Defining soil water use efficiency by vegetation
We defined vegetation soil water use efficiency as the amount of vegetation growth change due to soil moisture consumption per unit (every 0.01 cm3/cm3 decrease in soil moisture). As we used Eq. (1) to describe the soil moisture (SM) – vegetation growth (NDVI) relation for each pixel, we derived the vegetation use efficiency of soil water (\(\frac{{d}_{NDVI}}{{d}_{SM}}\)) at a given soil moisture using the following equation:
$$\frac{{d}_{NDVI}}{{d}_{SM}}=2*b(SM-SMpoint)$$
2
Quantifying the impacts of soil properties on vegetation soil water use
In this step, we quantified the impacts of soil properties on vegetation growth and identified the important soil properties for vegetation soil water use.

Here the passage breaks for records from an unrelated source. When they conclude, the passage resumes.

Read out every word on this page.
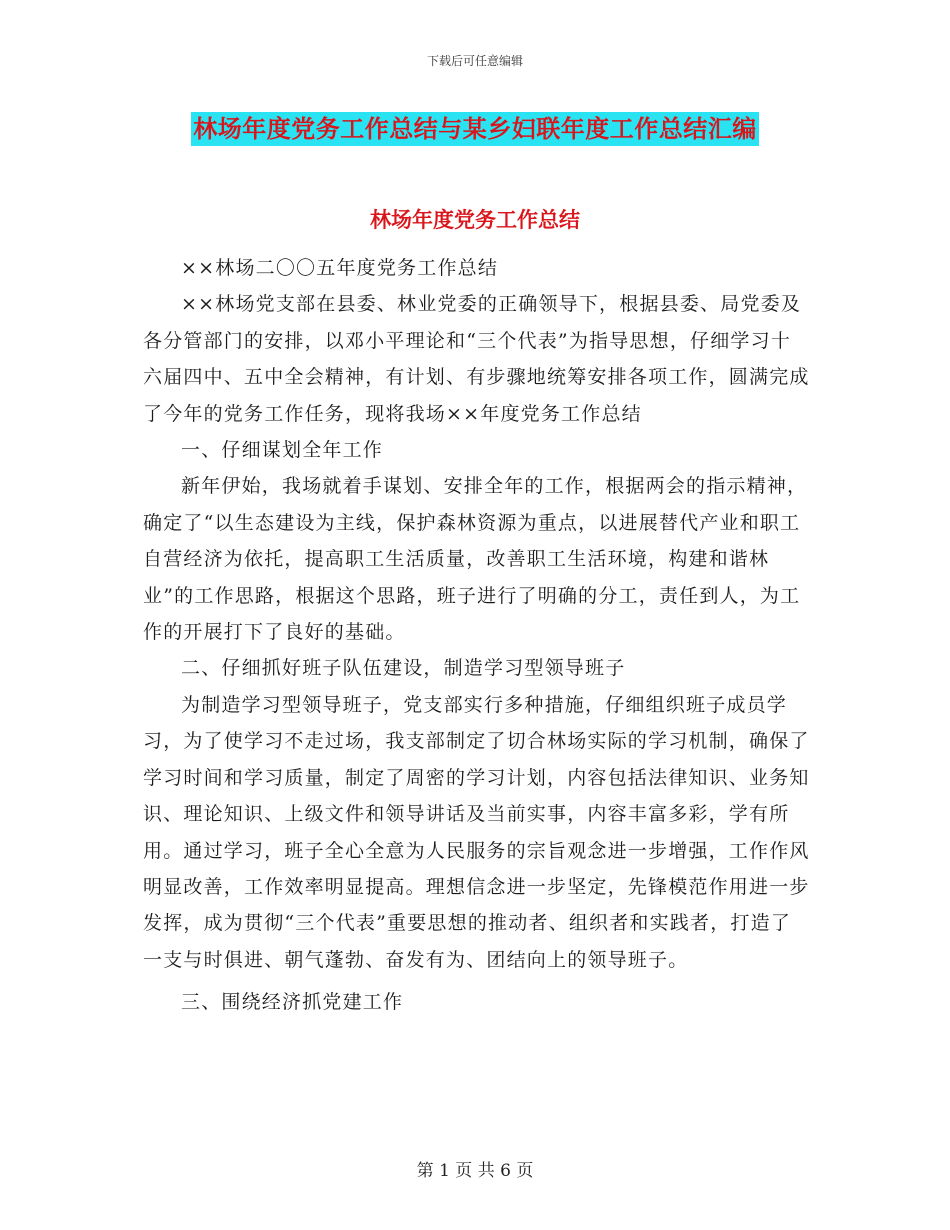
下载后可任意编辑
林场年度党务工作总结与某乡妇联年度工作总结汇编
林场年度党务工作总结

××林场二〇〇五年度党务工作总结

××林场党支部在县委、林业党委的正确领导下，根据县委、局党委及各分管部门的安排，以邓小平理论和“三个代表”为指导思想，仔细学习十六届四中、五中全会精神，有计划、有步骤地统筹安排各项工作，圆满完成了今年的党务工作任务，现将我场××年度党务工作总结

一、仔细谋划全年工作

新年伊始，我场就着手谋划、安排全年的工作，根据两会的指示精神，确定了“以生态建设为主线，保护森林资源为重点，以进展替代产业和职工自营经济为依托，提高职工生活质量，改善职工生活环境，构建和谐林业”的工作思路，根据这个思路，班子进行了明确的分工，责任到人，为工作的开展打下了良好的基础。

二、仔细抓好班子队伍建设，制造学习型领导班子

为制造学习型领导班子，党支部实行多种措施，仔细组织班子成员学习，为了使学习不走过场，我支部制定了切合林场实际的学习机制，确保了学习时间和学习质量，制定了周密的学习计划，内容包括法律知识、业务知识、理论知识、上级文件和领导讲话及当前实事，内容丰富多彩，学有所用。通过学习，班子全心全意为人民服务的宗旨观念进一步增强，工作作风明显改善，工作效率明显提高。理想信念进一步坚定，先锋模范作用进一步发挥，成为贯彻“三个代表”重要思想的推动者、组织者和实践者，打造了一支与时俱进、朝气蓬勃、奋发有为、团结向上的领导班子。

三、围绕经济抓党建工作

第 1 页 共 6 页
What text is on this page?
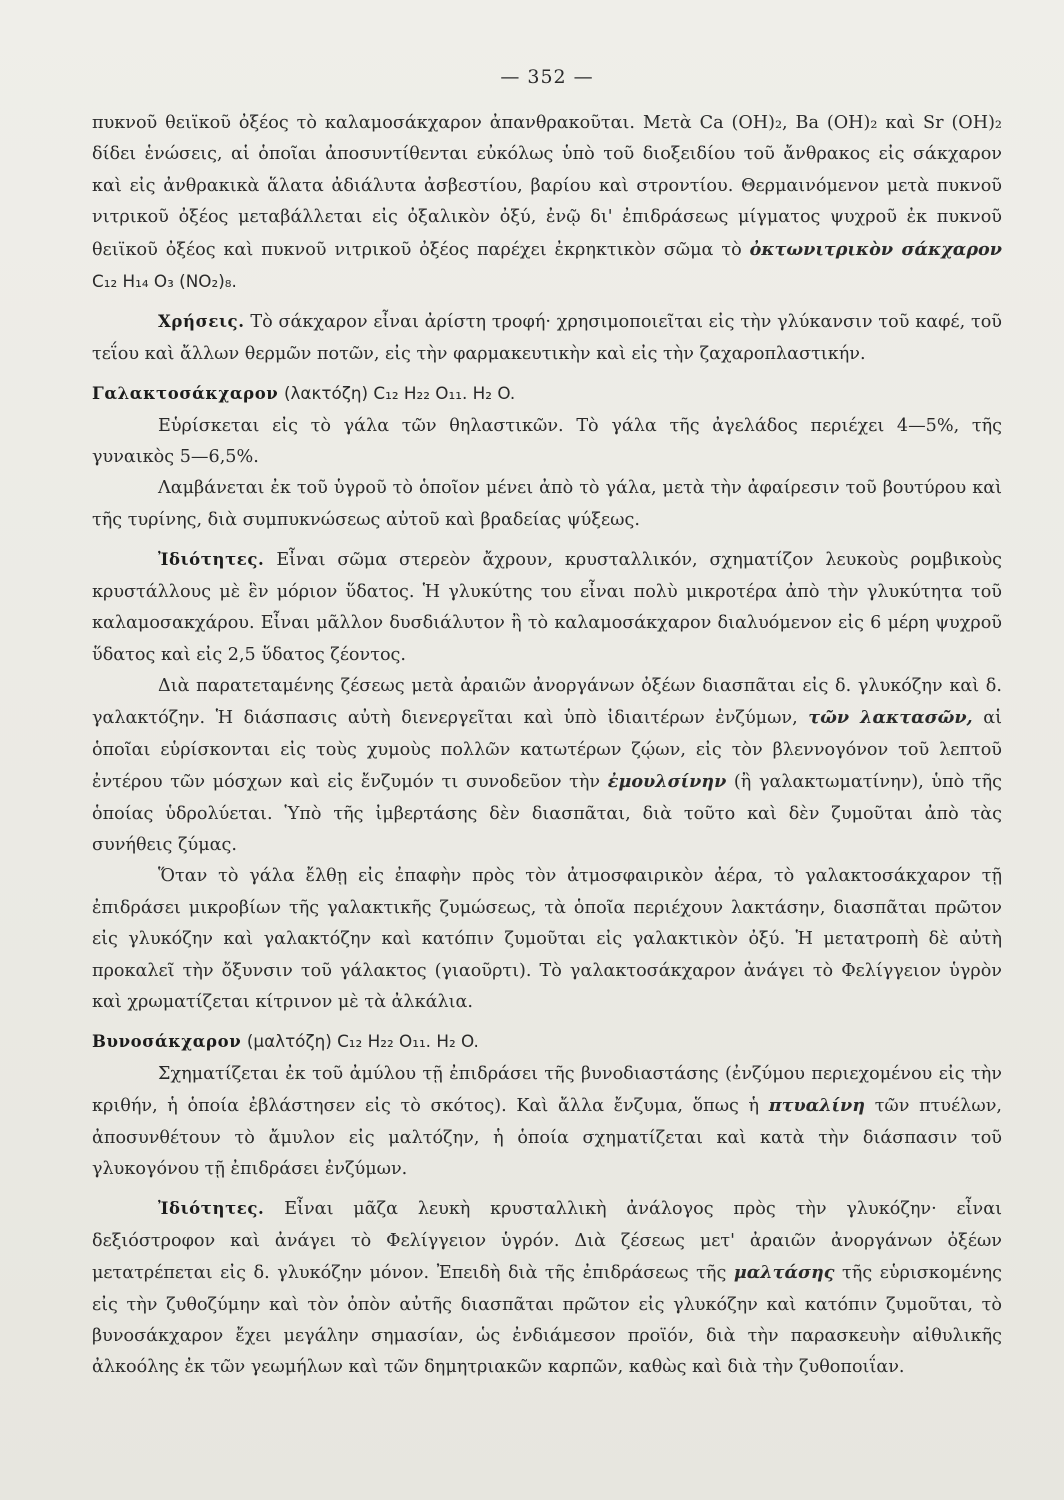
— 352 —

πυκνοῦ θειϊκοῦ ὀξέος τὸ καλαμοσάκχαρον ἀπανθρακοῦται. Μετὰ Ca (OH)₂, Ba (OH)₂ καὶ Sr (OH)₂ δίδει ἑνώσεις, αἱ ὁποῖαι ἀποσυντίθενται εὐκόλως ὑπὸ τοῦ διοξειδίου τοῦ ἄνθρακος εἰς σάκχαρον καὶ εἰς ἀνθρακικὰ ἅλατα ἀδιάλυτα ἀσβεστίου, βαρίου καὶ στροντίου. Θερμαινόμενον μετὰ πυκνοῦ νιτρικοῦ ὀξέος μεταβάλλεται εἰς ὀξαλικὸν ὀξύ, ἐνῷ δι' ἐπιδράσεως μίγματος ψυχροῦ ἐκ πυκνοῦ θειϊκοῦ ὀξέος καὶ πυκνοῦ νιτρικοῦ ὀξέος παρέχει ἐκρηκτικὸν σῶμα τὸ ὀκτωνιτρικὸν σάκχαρον C₁₂ H₁₄ O₃ (NO₂)₈.

Χρήσεις. Τὸ σάκχαρον εἶναι ἀρίστη τροφή· χρησιμοποιεῖται εἰς τὴν γλύκανσιν τοῦ καφέ, τοῦ τεΐου καὶ ἄλλων θερμῶν ποτῶν, εἰς τὴν φαρμακευτικὴν καὶ εἰς τὴν ζαχαροπλαστικήν.

Γαλακτοσάκχαρον (λακτόζη) C₁₂ H₂₂ O₁₁. H₂ O.

Εὑρίσκεται εἰς τὸ γάλα τῶν θηλαστικῶν. Τὸ γάλα τῆς ἀγελάδος περιέχει 4—5%, τῆς γυναικὸς 5—6,5%.

Λαμβάνεται ἐκ τοῦ ὑγροῦ τὸ ὁποῖον μένει ἀπὸ τὸ γάλα, μετὰ τὴν ἀφαίρεσιν τοῦ βουτύρου καὶ τῆς τυρίνης, διὰ συμπυκνώσεως αὐτοῦ καὶ βραδείας ψύξεως.

Ἰδιότητες. Εἶναι σῶμα στερεὸν ἄχρουν, κρυσταλλικόν, σχηματίζον λευκοὺς ρομβικοὺς κρυστάλλους μὲ ἓν μόριον ὕδατος. Ἡ γλυκύτης του εἶναι πολὺ μικροτέρα ἀπὸ τὴν γλυκύτητα τοῦ καλαμοσακχάρου. Εἶναι μᾶλλον δυσδιάλυτον ἢ τὸ καλαμοσάκχαρον διαλυόμενον εἰς 6 μέρη ψυχροῦ ὕδατος καὶ εἰς 2,5 ὕδατος ζέοντος.

Διὰ παρατεταμένης ζέσεως μετὰ ἀραιῶν ἀνοργάνων ὀξέων διασπᾶται εἰς δ. γλυκόζην καὶ δ. γαλακτόζην. Ἡ διάσπασις αὐτὴ διενεργεῖται καὶ ὑπὸ ἰδιαιτέρων ἐνζύμων, τῶν λακτασῶν, αἱ ὁποῖαι εὑρίσκονται εἰς τοὺς χυμοὺς πολλῶν κατωτέρων ζῴων, εἰς τὸν βλεννογόνον τοῦ λεπτοῦ ἐντέρου τῶν μόσχων καὶ εἰς ἔνζυμόν τι συνοδεῦον τὴν ἐμουλσίνην (ἢ γαλακτωματίνην), ὑπὸ τῆς ὁποίας ὑδρολύεται. Ὑπὸ τῆς ἰμβερτάσης δὲν διασπᾶται, διὰ τοῦτο καὶ δὲν ζυμοῦται ἀπὸ τὰς συνήθεις ζύμας.

Ὅταν τὸ γάλα ἔλθῃ εἰς ἐπαφὴν πρὸς τὸν ἀτμοσφαιρικὸν ἀέρα, τὸ γαλακτοσάκχαρον τῇ ἐπιδράσει μικροβίων τῆς γαλακτικῆς ζυμώσεως, τὰ ὁποῖα περιέχουν λακτάσην, διασπᾶται πρῶτον εἰς γλυκόζην καὶ γαλακτόζην καὶ κατόπιν ζυμοῦται εἰς γαλακτικὸν ὀξύ. Ἡ μετατροπὴ δὲ αὐτὴ προκαλεῖ τὴν ὄξυνσιν τοῦ γάλακτος (γιαοῦρτι). Τὸ γαλακτοσάκχαρον ἀνάγει τὸ Φελίγγειον ὑγρὸν καὶ χρωματίζεται κίτρινον μὲ τὰ ἀλκάλια.

Βυνοσάκχαρον (μαλτόζη) C₁₂ H₂₂ O₁₁. H₂ O.

Σχηματίζεται ἐκ τοῦ ἀμύλου τῇ ἐπιδράσει τῆς βυνοδιαστάσης (ἐνζύμου περιεχομένου εἰς τὴν κριθήν, ἡ ὁποία ἐβλάστησεν εἰς τὸ σκότος). Καὶ ἄλλα ἔνζυμα, ὅπως ἡ πτυαλίνη τῶν πτυέλων, ἀποσυνθέτουν τὸ ἄμυλον εἰς μαλτόζην, ἡ ὁποία σχηματίζεται καὶ κατὰ τὴν διάσπασιν τοῦ γλυκογόνου τῇ ἐπιδράσει ἐνζύμων.

Ἰδιότητες. Εἶναι μᾶζα λευκὴ κρυσταλλικὴ ἀνάλογος πρὸς τὴν γλυκόζην· εἶναι δεξιόστροφον καὶ ἀνάγει τὸ Φελίγγειον ὑγρόν. Διὰ ζέσεως μετ' ἀραιῶν ἀνοργάνων ὀξέων μετατρέπεται εἰς δ. γλυκόζην μόνον. Ἐπειδὴ διὰ τῆς ἐπιδράσεως τῆς μαλτάσης τῆς εὑρισκομένης εἰς τὴν ζυθοζύμην καὶ τὸν ὀπὸν αὐτῆς διασπᾶται πρῶτον εἰς γλυκόζην καὶ κατόπιν ζυμοῦται, τὸ βυνοσάκχαρον ἔχει μεγάλην σημασίαν, ὡς ἐνδιάμεσον προϊόν, διὰ τὴν παρασκευὴν αἰθυλικῆς ἀλκοόλης ἐκ τῶν γεωμήλων καὶ τῶν δημητριακῶν καρπῶν, καθὼς καὶ διὰ τὴν ζυθοποιΐαν.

We considered soil texture (clay, silt, sand), absolute soil depth, soil bulk density, soil organic matter content, soil pH, and soil CEC, as they have been reported to have global impacts on the efficiency of water storage and release and thus vegetation growth in previous studies 33 34.
Next, we linked soil properties to the three key parameters describing the nonlinear relationships between soil moisture and vegetation growth (NDVImax, SMpoint and b). We used a multiple regression model to quantify the impacts of soil properties on these three parameters (Equations (3)-(5)), and the corresponding parameters (α, β and γ) were estimated by fitting the line after deleting the strongly collinear variables by minimizing the Akaike information criterion.
$$NDVImax=\alpha \text{*}soil+{NDVImax}_{-soil}$$
3
$$SMpoint=\beta \text{*}soil+{SMpoint}_{-soil}$$
4
$$b=\gamma \text{*}soil+{b}_{-soil}$$
5
where soil represents all selected soil properties by minimizing the Akaike information criterion and α, β and γ are the corresponding parameters from each fitted equation. NDVI− soil, SMpoint− soil and b− soil are the intercepts of the linear equations, which means that the effect is independent of soil properties.
We then substituted the equations above (Equations (3)-(5)) into Equations (1) and (2) and obtained the following equation:
$${NDVI\left(sm\right)}_{-\text{s}\text{o}\text{i}\text{l}}={NDVImax}_{-soil} -{{b}_{-soil}\left(SM-{SMpoint}_{-soil}\right)}^{2}$$
6
$$\frac{{d}_{NDVI}}{{d}_{SM-soil}}=2*{b}_{-soil}(SM-{SMopt}_{-soil})$$
7
where NDVI (sm)−soil is the NDVI change not caused by soil properties and \(\frac{{d}_{NDVI}}{{d}_{SM-soil}}\) is the vegetation soil water use efficiency independent of the soil property impacts.
We then quantified the impacts of soil properties on soil water use efficiency and vegetation growth as the difference between Eq. (2) and Eq. (7) and the difference between Eq. (1) and Eq. (6), respectively, using the following equations:
\({\frac{{d}_{NDVI}}{{d}_{SM}}}_{soil}=2*b\left(SM-SMpoint\right)\) \(-\) \(2*{b}_{-soil}\left(SM-{SMpoint}_{-soil}\right)\) (8)
\(NDVI\left(sm\right)-{NDVI\left(sm\right)}_{-soil}=[{b}_{-soil}{\left(SM-{SMpoint}_{-soil}\right)}^{2}-b{\left(SM-SMpoint\right)}^{2} ]\) \(+\) \(\left[NDVImax -{NDVImax}_{-soil}\right]\) (9)
In Eq. (8), \({\frac{{d}_{NDVI}}{{d}_{SM}}}_{soil}\) is the impact of soil properties on vegetation soil water use efficiency. In Eq. (9), \([{b}_{-soil}{\left(SM-{SMpoint}_{-soil}\right)}^{2}-b{\left(SM-SMpoint\right)}^{2} ]\) is the impact of soil properties on vegetation growth by adjusting soil water use, while \(\left[NDVImax-{NDVImax}_{-soil}\right]\) represents the baseline effect of soil properties on vegetation growth (not by adjusting soil water use). In our study, we focused on the impact of soil properties on vegetation growth by adjusting soil water use, and its theoretical effect is depicted in Fig. 1.